Le Premier ministre britannique Gordon Brown espère un échec des discussions entre Tories et Lib Dems pour tenter de former son propre gouvernement avec ces derniers mais, pour nombre d'analystes, cette éventualité paraît illusoire avec lui à la barre.

En perdant 91 sièges par rapport aux législatives de 2005, les travaillistes ont subi jeudi leur plus sérieux revers électoral depuis 1931. Mais l'absence de majorité absolue pour les conservateurs de David Cameron a permis à M. Brown de s'accrocher dans un premier temps à son poste.

Les conventions constitutionnelles, à défaut de constitution écrite, prévoient que, pour éviter toute vacance du pouvoir, le Premier ministre sortant reste en place tant qu'il n'est pas acquis qu'une majorité peut être réunie contre lui.

Il lui revient même normalement d'être le premier à avoir le droit de former un gouvernement. Mais, fidèle à sa promesse de campagne, Nick Clegg, chef des libéraux-démocrates, troisièmes des élections, lui a dénié cette prérogative, estimant que les Tories avaient la «priorité» du fait de leur légitimité populaire.

Un accord entre Tories et Lib Dems est cependant loin d'être acquis, tant leurs programmes diffèrent. Gordon Brown escompte que leurs négociations capotent pour voir Nick Clegg se tourner vers le Labour. Ce que celui-ci n'a pas exclu.

Il resterait peu de temps à Brown

Cependant, pour plusieurs experts interrogés par l'AFP, un accord Labour-Lib Dems pourrait bien se faire sur le dos de M. Brown. Pendant la campagne, M. Clegg avait en effet déjà laissé entendre qu'il aurait beaucoup de mal à travailler avec le Premier ministre.

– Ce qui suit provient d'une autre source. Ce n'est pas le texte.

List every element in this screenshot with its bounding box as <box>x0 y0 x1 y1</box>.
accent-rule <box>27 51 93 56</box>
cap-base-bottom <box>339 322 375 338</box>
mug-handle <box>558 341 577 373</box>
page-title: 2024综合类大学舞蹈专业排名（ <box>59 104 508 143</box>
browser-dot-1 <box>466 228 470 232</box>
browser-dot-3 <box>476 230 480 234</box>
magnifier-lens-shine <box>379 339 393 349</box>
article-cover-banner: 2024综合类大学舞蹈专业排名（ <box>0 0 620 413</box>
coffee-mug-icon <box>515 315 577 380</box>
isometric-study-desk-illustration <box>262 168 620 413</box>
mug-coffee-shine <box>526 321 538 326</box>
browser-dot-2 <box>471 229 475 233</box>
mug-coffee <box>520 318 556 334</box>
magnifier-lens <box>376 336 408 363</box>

«Ce n'est réellement qu'une question de temps» avant que M. Brown doive s'incliner, estime Steven Fielding de l'université de Nottingham. «Si les discussions entre les Lib Dems et les Tories échouent et que Nick Clegg revient vers le Labour, il a déjà dit qu'il ne pouvait rien accepter si Gordon Brown reste leader».

La démission de M. Brown pourrait ouvrir la voie au ministre des Affaires étrangères David Miliband ou au ministre de l'Intérieur Alan Johnson, à la tête d'un gouvernement d'union avec les Lib Dems.

«Quel que soit le scénario que vous considérez, Gordon Brown remettra sa démission, que ce soit pour laisser la place à un autre Premier ministre travailliste ou à David Cameron», n'hésite pas à affirmer M. Fielding.

Les travaillistes ont toutefois répété qu'ils n'avaient pas l'intention de se laisser dicter leur conduite par les Lib Dems. Et M. Brown, plusieurs fois donné pour mort depuis son arrivée à Downing Street en 2007, a déjà montré sa capacité à rebondir.

«C'est un éternel rescapé, mais je ne le vois pas y parvenir cette fois-ci», avance Paul Whiteley de l'université d'Essex. «Je ne vois pas Clegg accepter d'aller dans une coalition avec le Labour avec Brown à sa tête».

Une coalition Labour/Lib Dems, deux partis plus proches idéologiquement que les Tories et les Lib Dems, n'offrirait pas toutes les garanties de survie à long terme.

Avec 315 sièges à eux deux, ils n'obtiendraient pas la majorité absolue et pourraient devoir aussi s'appuyer sur de petits partis comme le Parti unioniste démocrate (DUP, nord-irlandais) ou les nationalistes écossais et/ou gallois.

Pour Victoria Honeyman de l'université de Leeds, cette «coalition des perdants» s'écroulerait «sous son propre poids». «Ce serait un cauchemar», juge-t-elle. «Peut-être, à court terme, il (Brown) sera capable de bricoler quelque chose. Mais je n'imagine pas que ça dure très longtemps».

L'indice de popularité de M. Brown semble avoir encore décru avec les législatives. Selon un sondage paru dimanche dans le Sunday Times, 62% des électeurs estiment qu'il aurait déjà dû concéder sa défaite et démissionner.